Faussett married Elizabeth, daughter of the Rev. Rowland Curtois of Hainton, Lincolnshire, and had by her two sons and a daughter. The eldest son, Henry Godfrey Faussett (b. 1749), helped his father in his excavations and succeeded to the estates.

==Death==
During the last twenty years of his life Faussett suffered from gout, before dying at his seat at Heppington on 20 February 1776. There is a monument to him in Nackington Church, Kent.

==Legacy==
At the time of Faussett's death he had the world's largest collection of Anglo-Saxon items. He has subsequently been described as pioneering because of the extensive archaeological records he kept.

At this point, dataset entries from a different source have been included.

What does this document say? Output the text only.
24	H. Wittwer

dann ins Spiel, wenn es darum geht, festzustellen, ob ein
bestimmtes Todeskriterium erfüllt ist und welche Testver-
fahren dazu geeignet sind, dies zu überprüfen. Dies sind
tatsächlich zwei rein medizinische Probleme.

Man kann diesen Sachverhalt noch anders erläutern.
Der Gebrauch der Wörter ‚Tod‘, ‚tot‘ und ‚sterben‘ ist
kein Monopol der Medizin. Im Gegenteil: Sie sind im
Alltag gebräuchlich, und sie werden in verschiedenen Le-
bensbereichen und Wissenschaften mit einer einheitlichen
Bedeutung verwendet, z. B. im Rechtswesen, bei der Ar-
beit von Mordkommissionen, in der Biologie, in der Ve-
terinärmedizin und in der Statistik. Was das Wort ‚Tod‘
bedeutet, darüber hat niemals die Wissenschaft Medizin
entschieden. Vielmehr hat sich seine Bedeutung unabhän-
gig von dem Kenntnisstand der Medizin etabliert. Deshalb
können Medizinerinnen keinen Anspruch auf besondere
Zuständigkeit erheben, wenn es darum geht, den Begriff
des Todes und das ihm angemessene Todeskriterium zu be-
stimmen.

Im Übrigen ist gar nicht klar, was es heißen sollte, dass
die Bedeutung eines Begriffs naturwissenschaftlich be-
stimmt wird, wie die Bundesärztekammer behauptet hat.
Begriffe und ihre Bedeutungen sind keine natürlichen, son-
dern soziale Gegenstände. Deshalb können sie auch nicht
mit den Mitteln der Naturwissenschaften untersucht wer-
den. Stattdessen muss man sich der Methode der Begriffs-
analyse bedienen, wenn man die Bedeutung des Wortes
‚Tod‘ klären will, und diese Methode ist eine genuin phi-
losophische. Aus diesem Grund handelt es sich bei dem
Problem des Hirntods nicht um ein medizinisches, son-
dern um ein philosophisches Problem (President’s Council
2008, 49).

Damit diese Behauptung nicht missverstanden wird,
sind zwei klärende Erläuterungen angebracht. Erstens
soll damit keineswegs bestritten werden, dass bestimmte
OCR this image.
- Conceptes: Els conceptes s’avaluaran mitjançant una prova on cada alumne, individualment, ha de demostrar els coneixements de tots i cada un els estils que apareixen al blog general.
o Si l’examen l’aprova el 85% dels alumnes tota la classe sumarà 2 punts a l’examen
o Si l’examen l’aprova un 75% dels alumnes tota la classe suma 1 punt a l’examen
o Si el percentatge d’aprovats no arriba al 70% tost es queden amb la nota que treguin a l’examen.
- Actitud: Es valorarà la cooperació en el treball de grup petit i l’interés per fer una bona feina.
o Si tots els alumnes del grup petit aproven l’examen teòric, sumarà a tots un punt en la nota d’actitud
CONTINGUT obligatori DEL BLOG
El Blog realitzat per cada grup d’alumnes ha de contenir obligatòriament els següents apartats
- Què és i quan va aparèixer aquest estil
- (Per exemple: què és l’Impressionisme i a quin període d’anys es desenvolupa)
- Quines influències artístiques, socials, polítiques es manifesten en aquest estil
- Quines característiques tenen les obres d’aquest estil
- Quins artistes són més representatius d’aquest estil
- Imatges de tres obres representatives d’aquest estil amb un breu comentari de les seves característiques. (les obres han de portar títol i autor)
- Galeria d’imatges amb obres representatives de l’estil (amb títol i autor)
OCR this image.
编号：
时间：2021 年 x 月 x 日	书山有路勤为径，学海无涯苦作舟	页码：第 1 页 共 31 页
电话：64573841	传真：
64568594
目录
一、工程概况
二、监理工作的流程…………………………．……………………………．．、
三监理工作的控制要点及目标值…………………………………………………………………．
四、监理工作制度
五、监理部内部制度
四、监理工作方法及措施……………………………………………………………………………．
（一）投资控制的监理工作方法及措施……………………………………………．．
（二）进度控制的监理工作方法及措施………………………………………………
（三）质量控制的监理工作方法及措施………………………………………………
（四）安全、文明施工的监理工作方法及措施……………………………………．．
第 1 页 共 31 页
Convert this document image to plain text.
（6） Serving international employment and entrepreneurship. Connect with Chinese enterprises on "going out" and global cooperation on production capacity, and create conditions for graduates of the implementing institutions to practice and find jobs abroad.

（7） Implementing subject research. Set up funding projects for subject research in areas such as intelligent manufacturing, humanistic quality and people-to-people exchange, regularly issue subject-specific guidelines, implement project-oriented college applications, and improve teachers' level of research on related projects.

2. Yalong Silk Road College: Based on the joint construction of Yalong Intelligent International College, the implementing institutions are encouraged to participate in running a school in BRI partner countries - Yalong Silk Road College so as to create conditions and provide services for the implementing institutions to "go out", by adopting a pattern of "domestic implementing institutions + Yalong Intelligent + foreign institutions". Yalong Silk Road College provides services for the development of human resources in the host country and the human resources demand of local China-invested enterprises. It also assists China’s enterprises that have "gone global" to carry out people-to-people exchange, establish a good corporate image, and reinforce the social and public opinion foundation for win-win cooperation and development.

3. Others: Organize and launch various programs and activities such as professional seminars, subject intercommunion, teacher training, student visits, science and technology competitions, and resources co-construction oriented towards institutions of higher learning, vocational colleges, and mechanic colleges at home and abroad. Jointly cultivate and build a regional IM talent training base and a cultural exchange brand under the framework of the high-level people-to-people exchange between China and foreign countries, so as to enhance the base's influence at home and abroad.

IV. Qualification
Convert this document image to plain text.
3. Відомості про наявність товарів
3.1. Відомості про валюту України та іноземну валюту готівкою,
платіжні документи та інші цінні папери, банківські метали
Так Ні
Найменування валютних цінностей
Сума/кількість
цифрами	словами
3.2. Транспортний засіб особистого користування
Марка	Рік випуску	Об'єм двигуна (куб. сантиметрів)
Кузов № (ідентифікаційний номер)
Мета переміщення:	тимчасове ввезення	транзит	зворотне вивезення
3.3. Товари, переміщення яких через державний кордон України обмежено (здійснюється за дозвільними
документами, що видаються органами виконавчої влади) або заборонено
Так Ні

After his death his collection remained almost unknown until it was exhibited in 1844 at the British Archaeological Association's meeting at Canterbury by its owner, Dr Godfrey Faussett, grandson of Bryan Faussett. In August 1853 Godfrey Faussett's son Bryan offered it for sale to the British Museum, only for it to be declined by the trustees. Some outcry was raised in archaeological circles without effect. In 1855 the collection was bought by Joseph Mayer, and is now in the World Museum, Liverpool.

From 1963 to 1971, medieval archaeologist Sonia Chadwick Hawkes catalogued Faussett's collection.